Al cinema dal 21 marzo distribuito da KITCHEN FILM.
La dernière reine, la trama
Algeria, 1516. Il pirata Aroudj Barbarossa (Dali Benssalah) libera Algeri dalla tirannia degli Spagnoli e prende il dominio del regno. In giro si dice che, nonostante il patto d’alleanza stretto, abbia ucciso il re Salim Toumi (Mohamed Tahar Zaoui). Incredibilmente, è una donna a tenergli testa: la regina Zaphira (Adila Bendimerad). Tra storia e leggenda, le gesta di Zaphira sono il simbolo di una sfida e di un travaglio personale e politico affrontati per il bene di Algeri.

La dernière reine, la recensione
Pellicola co-diretta, da una donna e un uomo, il binomio collaborativo si palesa anche nelle due anime del film: l’attenzione verso il femminino della Bendimerad, attrice esordiente nella regia e che interpreta il ruolo della protagonista; e una spiccata considerazione documentaristica (il dettaglio storico-sociale-ambientale); non a caso Damien Ounouri proviene dal documentario.
Due fattori che fortunatamente restano saldi, e non proseguono separatamente creando un film a due teste. Attingendo dalla figura mitica di Zaphira, in bilico tra personaggio frutto di leggenda e reale regina, La dernière reine è principalmente un ritratto di donna, bella e delicata, che improvvisamente si ritrova a dover gestire tanto la sua vita quanto quella del suo – piccolo – regno.
In una cultura pregna di maschilismo, che continua a tutt’oggi, dove la donna è soltanto un oggetto procreatrice di prole dinastica e da esibire, Zaphira si distingue per la sua caparbietà, come dimostra la rivolta contro il fratello per la custodia del figlio, oppure il testa a testa con Aroudj Barbarossa, che è l’unico uomo che apprezza quella sua ostinazione di guerriera.
Ma intorno a questo ritratto femminile, c’è anche il tentativo da parte dei due autori di fornire al proprio popolo e alla propria nazione (Algeria) un resoconto delle radici, di un passato fondante su cui si è poi costruita la cultura.
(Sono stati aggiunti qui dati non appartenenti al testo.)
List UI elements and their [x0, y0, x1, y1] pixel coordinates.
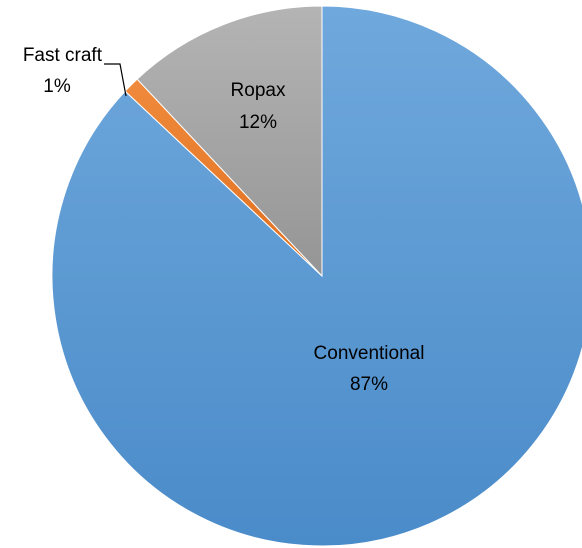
slice-percent-fast-craft: 1% [43, 76, 71, 97]
slice-ropax [136, 5, 323, 278]
fast-craft-leader-line [104, 63, 127, 97]
slice-label-fast-craft: Fast craft [23, 45, 103, 66]
slice-label-ropax: Ropax [231, 80, 286, 101]
slice-conventional [51, 5, 582, 547]
slice-label-conventional: Conventional [314, 343, 425, 364]
slice-percent-conventional: 87% [350, 374, 388, 395]
slice-percent-ropax: 12% [239, 112, 277, 133]
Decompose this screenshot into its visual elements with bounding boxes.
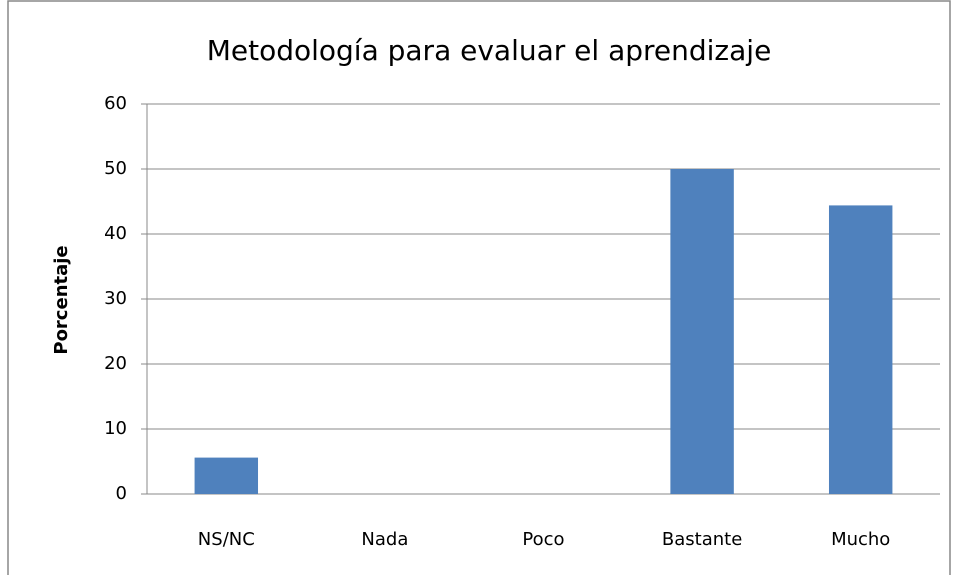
x-tick-label: NS/NC — [198, 529, 255, 550]
bar — [194, 457, 259, 494]
bar — [828, 205, 893, 494]
x-tick-label: Bastante — [662, 529, 742, 550]
y-tick-label: 50 — [104, 158, 127, 179]
x-tick-label: Mucho — [831, 529, 890, 550]
bar — [670, 169, 734, 494]
y-axis-label: Porcentaje — [51, 245, 72, 354]
y-tick-label: 60 — [104, 93, 127, 114]
y-tick-label: 10 — [104, 418, 127, 439]
y-tick-label: 0 — [116, 483, 127, 504]
chart-title: Metodología para evaluar el aprendizaje — [207, 34, 772, 67]
y-tick-label: 30 — [104, 288, 127, 309]
y-tick-label: 20 — [104, 353, 127, 374]
chart-border — [7, 0, 951, 575]
y-tick-label: 40 — [104, 223, 127, 244]
x-tick-label: Poco — [522, 529, 564, 550]
x-tick-label: Nada — [361, 529, 408, 550]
Nel raccontare la storia, che si mescola alla leggenda, Damien Ounouri e Adila Bendimerad hanno optato per una forma popolare, ovvero il film spettacolare. Un formato che dietro lo sfarzo, il coinvolgimento, può veicolare informazioni storiche. E La dernière reine è anche un kolossal che, nonostante il low budget, non sfigura accanto a pellicole con un consuntivo molto più sostanzioso.
Le scene di battaglia, in particolare la prima, avvincente e sanguinosa, molto simile all’introduzione guerresca di Salvate il soldato Ryan (Saving Private Ryan, 1998) di Steven Spielberg, sono ottime a livello visivo e descrittivo (la ferocia dei tempi e la determinazione di Aroudj Barbarossa).
La dernière reine rimane un valido – primo – esempio di “grossa produzione” autoctona, non esente da qualche pecca da scontato feulleiton, ma decisamente godibile.